Álex González asume el reto de encarnar a un abogado atrapado en un juego que no controla y, al mismo tiempo, a su gemelo convertido en espía. La duplicidad de roles resulta uno de los atractivos más claros de la propuesta, pues le obliga a modular registros que van desde la aparente seguridad de la vida familiar hasta la frialdad calculada del infiltrado. El actor resuelve el desafío con solvencia, aunque en determinados pasajes la caracterización corre el riesgo de simplificar la ambigüedad de cada figura. La película intenta sostener esa tensión entre lo individual y lo colectivo, entre la vida íntima y el tablero geopolítico.
Uribe afronta la adaptación con un guion que selecciona ciertas líneas de la novela para concentrarse en el espionaje. La decisión de simplificar la compleja red del libro se traduce en un ritmo irregular: momentos de gran intensidad conviven con pasajes donde la trama parece perder fuelle. La condensación narrativa deja vacíos que restan cohesión, y algunos giros se resuelven con una rapidez que debilita la lógica del suspense. En contrapartida, la película evita los excesos y mantiene una sobriedad que encaja con la tradición del cine de espionaje europeo, más cercano a John le Carré que a los espectáculos de acción.

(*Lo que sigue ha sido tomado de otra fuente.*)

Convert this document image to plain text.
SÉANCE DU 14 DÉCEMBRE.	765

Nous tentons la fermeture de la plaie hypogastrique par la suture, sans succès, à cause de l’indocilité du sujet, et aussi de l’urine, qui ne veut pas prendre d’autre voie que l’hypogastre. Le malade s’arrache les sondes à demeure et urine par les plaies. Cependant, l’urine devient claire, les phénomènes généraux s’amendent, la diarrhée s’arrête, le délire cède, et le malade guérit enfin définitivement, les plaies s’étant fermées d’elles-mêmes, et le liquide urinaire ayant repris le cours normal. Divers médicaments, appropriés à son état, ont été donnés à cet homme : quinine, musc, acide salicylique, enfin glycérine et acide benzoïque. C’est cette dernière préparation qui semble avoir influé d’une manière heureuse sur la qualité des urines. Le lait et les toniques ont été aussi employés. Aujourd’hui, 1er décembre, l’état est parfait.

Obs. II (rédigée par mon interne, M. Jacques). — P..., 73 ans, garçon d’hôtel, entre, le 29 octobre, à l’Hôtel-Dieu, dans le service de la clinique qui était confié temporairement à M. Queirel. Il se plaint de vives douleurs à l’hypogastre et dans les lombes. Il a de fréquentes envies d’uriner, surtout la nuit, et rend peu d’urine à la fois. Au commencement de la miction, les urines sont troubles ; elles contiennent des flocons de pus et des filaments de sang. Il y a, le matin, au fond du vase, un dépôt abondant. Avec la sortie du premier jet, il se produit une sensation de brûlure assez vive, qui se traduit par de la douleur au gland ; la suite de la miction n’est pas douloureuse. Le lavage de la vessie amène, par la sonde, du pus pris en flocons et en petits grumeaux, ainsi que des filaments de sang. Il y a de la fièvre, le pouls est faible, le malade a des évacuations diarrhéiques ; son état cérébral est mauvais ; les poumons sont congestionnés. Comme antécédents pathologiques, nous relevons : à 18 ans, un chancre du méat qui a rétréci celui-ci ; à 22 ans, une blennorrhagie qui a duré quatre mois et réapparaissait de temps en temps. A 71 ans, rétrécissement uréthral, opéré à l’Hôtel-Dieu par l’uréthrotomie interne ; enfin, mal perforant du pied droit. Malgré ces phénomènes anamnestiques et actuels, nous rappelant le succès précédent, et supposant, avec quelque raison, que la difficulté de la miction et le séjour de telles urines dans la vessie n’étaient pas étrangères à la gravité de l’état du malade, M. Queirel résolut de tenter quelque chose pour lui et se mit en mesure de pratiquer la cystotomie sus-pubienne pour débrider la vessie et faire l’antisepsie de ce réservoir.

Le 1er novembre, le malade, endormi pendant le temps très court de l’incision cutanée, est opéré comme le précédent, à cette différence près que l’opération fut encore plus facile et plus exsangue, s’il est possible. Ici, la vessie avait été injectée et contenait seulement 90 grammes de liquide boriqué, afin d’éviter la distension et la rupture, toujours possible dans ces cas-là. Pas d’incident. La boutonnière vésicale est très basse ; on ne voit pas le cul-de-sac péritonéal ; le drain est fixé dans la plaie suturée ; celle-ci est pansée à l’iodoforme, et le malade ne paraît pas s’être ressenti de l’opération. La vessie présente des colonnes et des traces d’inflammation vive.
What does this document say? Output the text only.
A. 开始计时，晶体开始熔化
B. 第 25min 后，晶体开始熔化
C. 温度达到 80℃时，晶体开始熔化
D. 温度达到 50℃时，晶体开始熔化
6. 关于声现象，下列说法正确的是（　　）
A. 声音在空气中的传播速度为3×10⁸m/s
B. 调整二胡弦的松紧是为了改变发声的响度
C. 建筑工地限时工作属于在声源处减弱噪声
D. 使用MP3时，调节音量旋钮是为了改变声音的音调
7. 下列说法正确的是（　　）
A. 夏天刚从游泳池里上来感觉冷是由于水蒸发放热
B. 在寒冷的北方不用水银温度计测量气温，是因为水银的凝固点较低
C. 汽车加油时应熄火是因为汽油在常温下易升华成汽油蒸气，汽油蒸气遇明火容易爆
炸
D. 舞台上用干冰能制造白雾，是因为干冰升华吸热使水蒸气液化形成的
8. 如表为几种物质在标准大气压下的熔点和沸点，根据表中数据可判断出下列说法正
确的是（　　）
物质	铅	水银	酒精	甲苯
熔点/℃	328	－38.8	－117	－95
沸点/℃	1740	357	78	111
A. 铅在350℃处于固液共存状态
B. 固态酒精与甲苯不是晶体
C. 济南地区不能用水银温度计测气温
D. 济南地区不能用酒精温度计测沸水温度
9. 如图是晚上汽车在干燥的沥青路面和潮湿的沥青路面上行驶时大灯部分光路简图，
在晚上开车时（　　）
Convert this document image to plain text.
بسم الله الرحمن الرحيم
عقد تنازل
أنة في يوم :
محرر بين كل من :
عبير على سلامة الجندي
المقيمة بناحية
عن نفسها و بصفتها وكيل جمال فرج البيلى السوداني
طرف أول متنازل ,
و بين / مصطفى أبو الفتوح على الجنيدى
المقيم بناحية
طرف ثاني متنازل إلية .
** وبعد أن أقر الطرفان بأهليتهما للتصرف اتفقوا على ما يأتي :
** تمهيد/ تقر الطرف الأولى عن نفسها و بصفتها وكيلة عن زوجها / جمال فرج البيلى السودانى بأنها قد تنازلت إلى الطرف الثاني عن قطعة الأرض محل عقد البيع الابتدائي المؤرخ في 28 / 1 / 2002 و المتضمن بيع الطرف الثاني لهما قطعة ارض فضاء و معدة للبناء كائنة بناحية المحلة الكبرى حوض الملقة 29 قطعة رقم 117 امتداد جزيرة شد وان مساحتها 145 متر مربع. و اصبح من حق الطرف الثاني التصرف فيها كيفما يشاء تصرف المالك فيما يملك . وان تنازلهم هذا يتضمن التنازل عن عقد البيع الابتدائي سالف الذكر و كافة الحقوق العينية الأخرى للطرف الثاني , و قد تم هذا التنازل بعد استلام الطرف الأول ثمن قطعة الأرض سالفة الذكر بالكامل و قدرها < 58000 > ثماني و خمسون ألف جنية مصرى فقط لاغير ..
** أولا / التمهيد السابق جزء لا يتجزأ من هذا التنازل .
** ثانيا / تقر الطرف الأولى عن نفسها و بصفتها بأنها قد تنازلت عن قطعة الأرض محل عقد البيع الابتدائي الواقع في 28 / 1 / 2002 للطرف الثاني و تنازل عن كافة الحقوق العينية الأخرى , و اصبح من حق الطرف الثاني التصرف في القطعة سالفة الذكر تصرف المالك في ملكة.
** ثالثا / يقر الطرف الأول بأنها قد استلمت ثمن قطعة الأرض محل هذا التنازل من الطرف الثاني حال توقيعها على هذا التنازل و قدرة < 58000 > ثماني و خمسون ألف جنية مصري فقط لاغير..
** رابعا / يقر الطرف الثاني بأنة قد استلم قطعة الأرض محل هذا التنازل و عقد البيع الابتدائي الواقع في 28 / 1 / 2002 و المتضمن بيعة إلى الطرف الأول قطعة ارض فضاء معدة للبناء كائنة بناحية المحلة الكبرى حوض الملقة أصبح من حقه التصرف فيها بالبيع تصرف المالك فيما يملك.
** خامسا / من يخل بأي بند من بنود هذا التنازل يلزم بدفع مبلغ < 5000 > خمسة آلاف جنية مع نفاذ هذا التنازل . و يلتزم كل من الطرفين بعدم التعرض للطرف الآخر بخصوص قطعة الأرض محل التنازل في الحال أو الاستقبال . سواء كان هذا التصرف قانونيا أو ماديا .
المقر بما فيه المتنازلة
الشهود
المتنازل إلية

La dimensión política se introduce a través del contraste entre España y Alemania oriental. La dictadura franquista aparece como un escenario que comparte con el bloque comunista la vigilancia y el control sobre la ciudadanía, aunque desde posiciones distintas. La película sugiere que las vidas privadas quedan atravesadas por decisiones que se toman en despachos lejanos, y que la fragilidad de los vínculos personales se amplifica cuando se inscribe en un contexto de tensiones globales. Esa perspectiva otorga al relato un aire reflexivo sobre la capacidad de las ideologías para infiltrarse en lo cotidiano.
El elenco secundario, con presencias como Zoe Stein o Irina Bravo, aporta piezas adicionales al rompecabezas, aunque algunas figuras aparecen esbozadas de forma limitada. Los personajes femeninos alrededor del matrimonio protagonista resultan interesantes porque subrayan el papel secundario asignado a la mujer en el tardofranquismo, donde su voz quedaba relegada a los márgenes de la vida pública. Uribe recoge esa condición y la convierte en parte de la atmósfera de desconfianza que impregna la película.
A pesar de sus irregularidades, ‘La sospecha de Sofía’ logra transmitir el peso de una época en la que la verdad parecía siempre resquebrajada y la confianza resultaba un terreno inestable. La película encuentra sus mejores momentos en la tensión silenciosa entre miradas y en la construcción de una atmósfera contenida que refleja la ansiedad del periodo. Queda, en todo caso, la sensación de que la adaptación podía haber alcanzado mayor densidad narrativa, aunque la dirección consigue sostener el interés hasta el desenlace.